4. Following Heckman’s lead, education economists increasingly emphasize the importance of non-cognitive skills (conscientiousness, ambition, organization, etc.).  Isn’t it plausible that marriage would causally raise men’s non-cognitive skill via expectations, praise, nagging, devotion, etc.?

5. It’s easy to see the appeal of the selection story: Married people have many traits in common: willingness to commit, to defer gratification, to conform to social norms.  Why then, though, do married men earn a large premium, while married women earn a modest penalty?  Shouldn’t favorable selection enhance women’s earnings, too?

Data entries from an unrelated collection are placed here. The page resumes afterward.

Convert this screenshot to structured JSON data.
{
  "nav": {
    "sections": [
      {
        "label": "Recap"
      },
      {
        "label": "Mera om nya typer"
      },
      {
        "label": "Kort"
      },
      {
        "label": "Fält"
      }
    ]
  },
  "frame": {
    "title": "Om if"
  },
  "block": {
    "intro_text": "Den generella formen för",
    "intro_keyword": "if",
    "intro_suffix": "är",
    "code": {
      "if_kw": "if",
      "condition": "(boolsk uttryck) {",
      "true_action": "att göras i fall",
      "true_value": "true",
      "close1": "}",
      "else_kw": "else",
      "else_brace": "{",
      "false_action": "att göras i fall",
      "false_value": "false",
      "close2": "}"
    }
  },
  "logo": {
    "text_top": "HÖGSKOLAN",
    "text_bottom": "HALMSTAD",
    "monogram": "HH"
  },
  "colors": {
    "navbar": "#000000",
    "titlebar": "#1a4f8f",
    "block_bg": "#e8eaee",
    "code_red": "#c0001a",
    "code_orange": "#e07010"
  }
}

6. If you say, “Women de-emphasize their careers after they marry,” you’re appealing to a treatment effect.  And if you can believe that women de-emphasize their careers as a result of marriage, why can’t you believe that men emphasize their careers as a result of marriage?

7. Kids substantially reduce female earnings.  Few doubt that this effect is causal: Kids don’t just take time; they change priorities.  If you can believe that kids change their moms’ labor market behavior, why can’t you believe that spouses change each others’ labor market behavior?

8. If marriage is just a piece of paper, how can it possibly cause higher or lower earnings?  Because marriage is also a state of mind.  Some people (like Justin Wolfers and Betsey Stevenson) can enter this state of mind by sheer act of will.  But most people need formal social recognition to effect this transformation.

9. Social psychologists have produced a lot of experimental evidence that merely identifying as a member of a group can have a large effect on behavior; see e.g. the famous Robbers Cave Experiment.  Why is it so hard to believe that identifying as “Husband of X” or “Wife of Y” can have such an effect?  Or simply identifying as “a Husband” or “a Wife”?

Are any of these arguments – or all of them together – good enough to convince a skeptic like Justin that a substantial part of the marriage premium is causal?  Probably not.  But my arguments are good enough to convince reasonable skeptics that this issue deserves far more empirical attention from economists of Justin’s caliber.